The Sad Donkey

The boys absolutely love going to feed the donkeys and pony when we visit our family in Norfolk. This time, Rocco (age 2) hung back, just watching one of the donkeys really closely. When I asked him if he was coming yet, he stayed looking at the donkey and told me, “The donkey is sad. He’s sad.” The genuine concern on his face stopped me in my tracks and I got down on his level to ask him why the donkey was sad. He looked closely at the donkey’s face again, then at the other donkeys further away in the field and told me “The donkey is sad. He wants his Mummy donkey.”

Such a simple conversation, so why has it inspired this blog post (my first ever in fact!)? Firstly, Rocco’s emotional intelligence and the fact that he could demonstrate such empathy really surprised me. To look at someone or something and notice that they are sad is one thing, but to then remain there with the donkey out of concern for him was another.

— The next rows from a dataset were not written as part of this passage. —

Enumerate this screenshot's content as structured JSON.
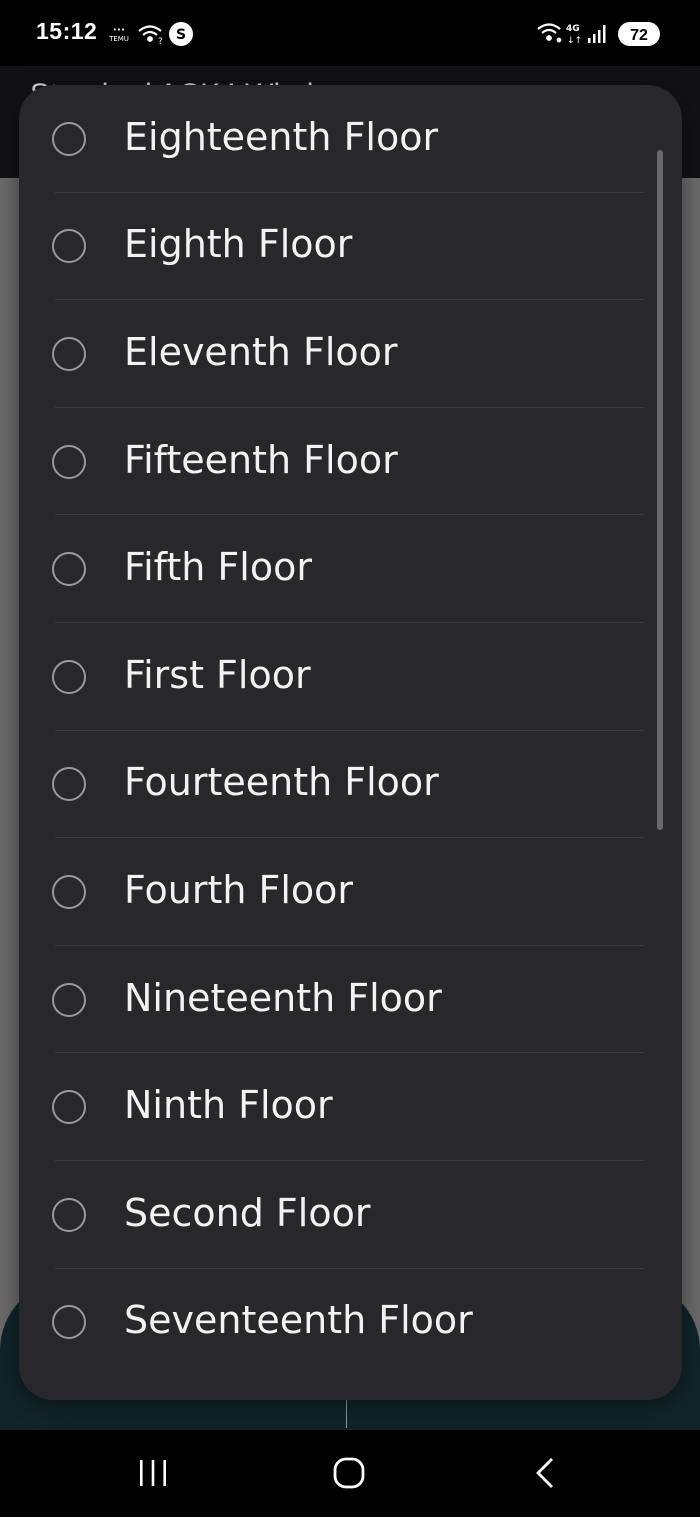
{
  "status": {
    "time": "15:12",
    "battery": "72",
    "network": "4G"
  },
  "header": {
    "title": "Standard ACK4 Wind"
  },
  "dialog": {
    "options": [
      {
        "label": "Eighteenth Floor",
        "selected": false
      },
      {
        "label": "Eighth Floor",
        "selected": false
      },
      {
        "label": "Eleventh Floor",
        "selected": false
      },
      {
        "label": "Fifteenth Floor",
        "selected": false
      },
      {
        "label": "Fifth Floor",
        "selected": false
      },
      {
        "label": "First Floor",
        "selected": false
      },
      {
        "label": "Fourteenth Floor",
        "selected": false
      },
      {
        "label": "Fourth Floor",
        "selected": false
      },
      {
        "label": "Nineteenth Floor",
        "selected": false
      },
      {
        "label": "Ninth Floor",
        "selected": false
      },
      {
        "label": "Second Floor",
        "selected": false
      },
      {
        "label": "Seventeenth Floor",
        "selected": false
      }
    ]
  },
  "colors": {
    "dialog_bg": "#28282a",
    "radio_border": "#9a9a9a",
    "text": "#f2f2f2"
  }
}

It also amazed me that he was able to explain why the donkey was sad. It was as though he had a little think to himself about what makes him sad and decided that it must be the same for the donkey.

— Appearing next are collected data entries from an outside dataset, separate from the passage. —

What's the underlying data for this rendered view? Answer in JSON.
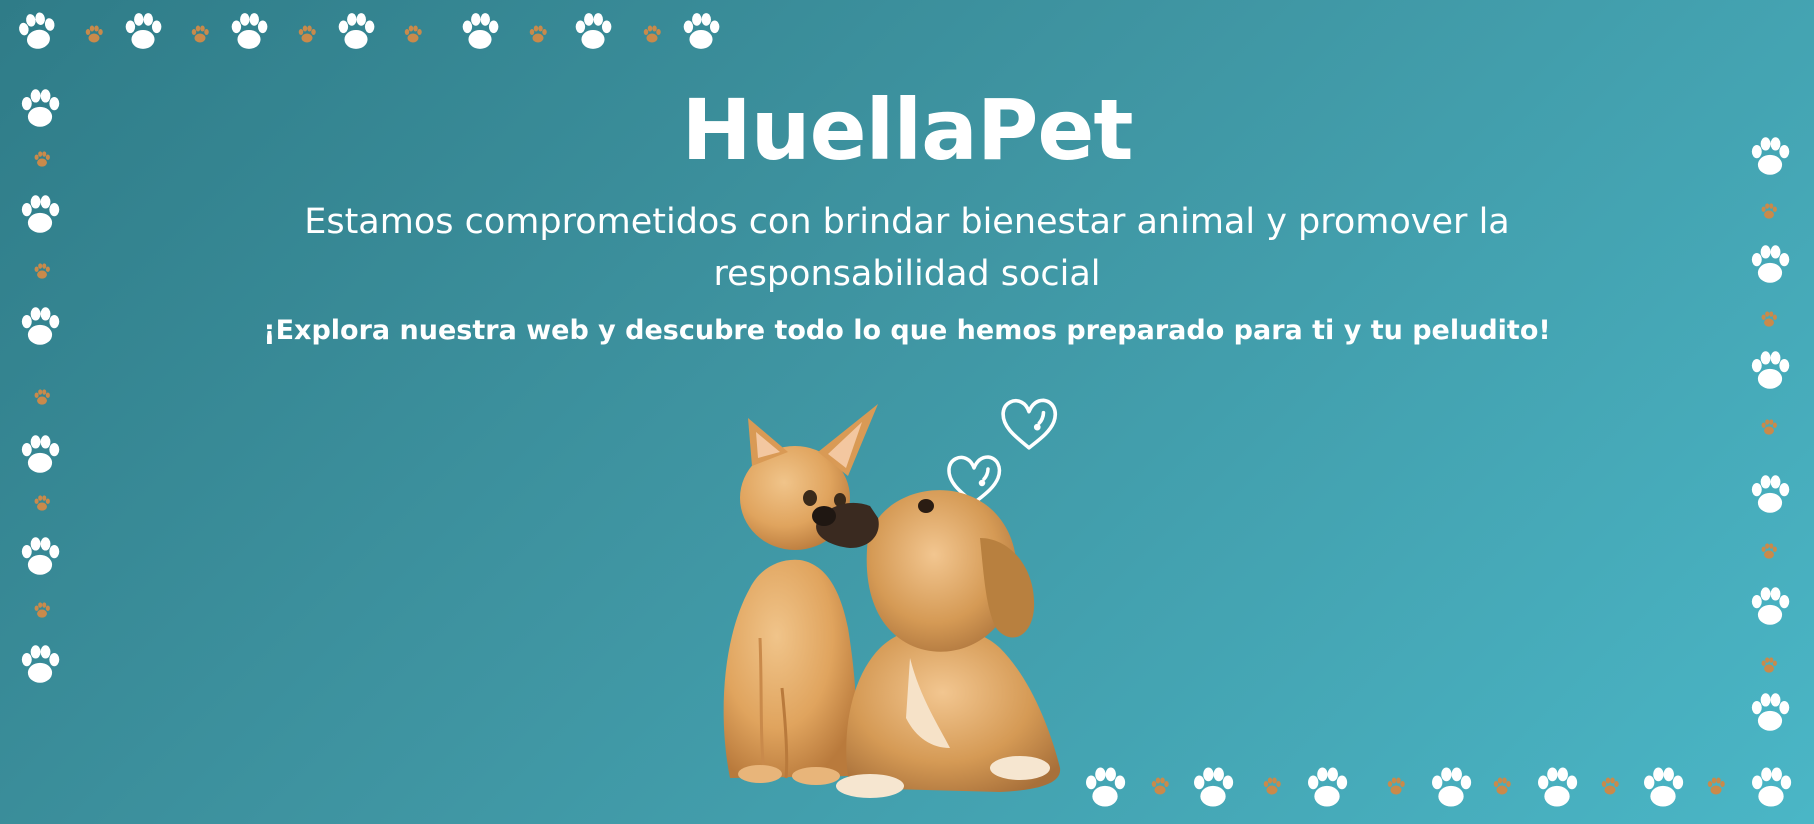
{
  "banner": {
    "title": "HuellaPet",
    "tagline": "Estamos comprometidos con brindar bienestar animal y promover la responsabilidad social",
    "cta": "¡Explora nuestra web y descubre todo lo que hemos preparado para ti y tu peludito!"
  },
  "colors": {
    "background_start": "#2f7c88",
    "background_end": "#4ab6c6",
    "text": "#ffffff",
    "paw_large": "#ffffff",
    "paw_small": "#c98a4b",
    "cat_fur": "#e0a45e",
    "dog_fur": "#d59a55"
  },
  "icons": {
    "paw": "paw-print-icon",
    "heart": "heart-icon"
  }
}
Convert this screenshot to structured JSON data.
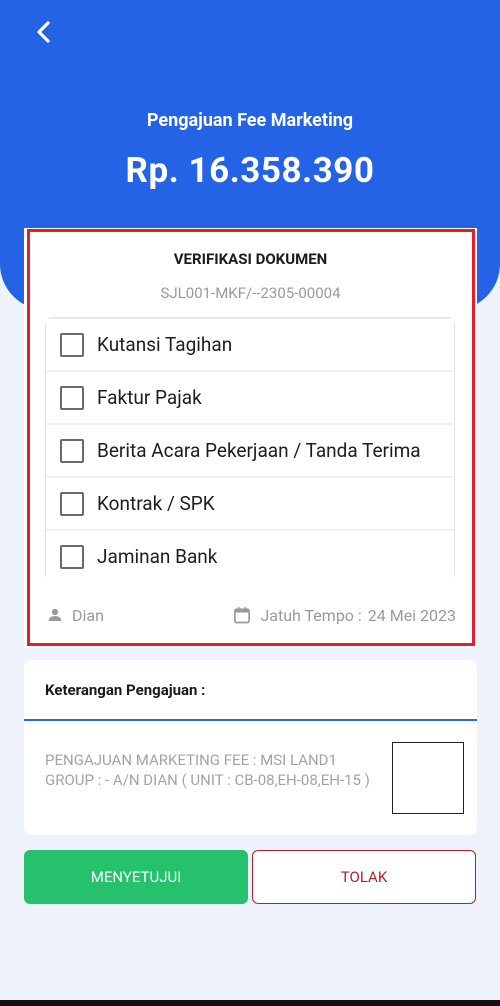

It is moments like this that we often miss, due to the rushed nature of everyday life. By getting frustrated that our children are not coming when we call them. By constantly needing to move onto the next thing. I hold my hands up knowing that I have definitely been guilty of this myself! But by slowing down and taking the time to talk to our children in these moments can really reveal parts of their personality and what is important to them right now.

Archie, our 4 year old, tends to live life at 100 miles an hour, so our challenge in moments like these and on days out is to make sure that these moments with Rocco are not missed, whilst also keeping up with Archie and his excitement over whatever we are doing! The boys really are so different!

Have you experienced any moments like this with your children where their emotional intelligence has really shone through, or you have seen a little glimmer of an unknown corner of their personality? Or do you also have one child who is always in a rush, whilst the other breathes in every moment of life at a much slower pace? I’d love to hear from you if so!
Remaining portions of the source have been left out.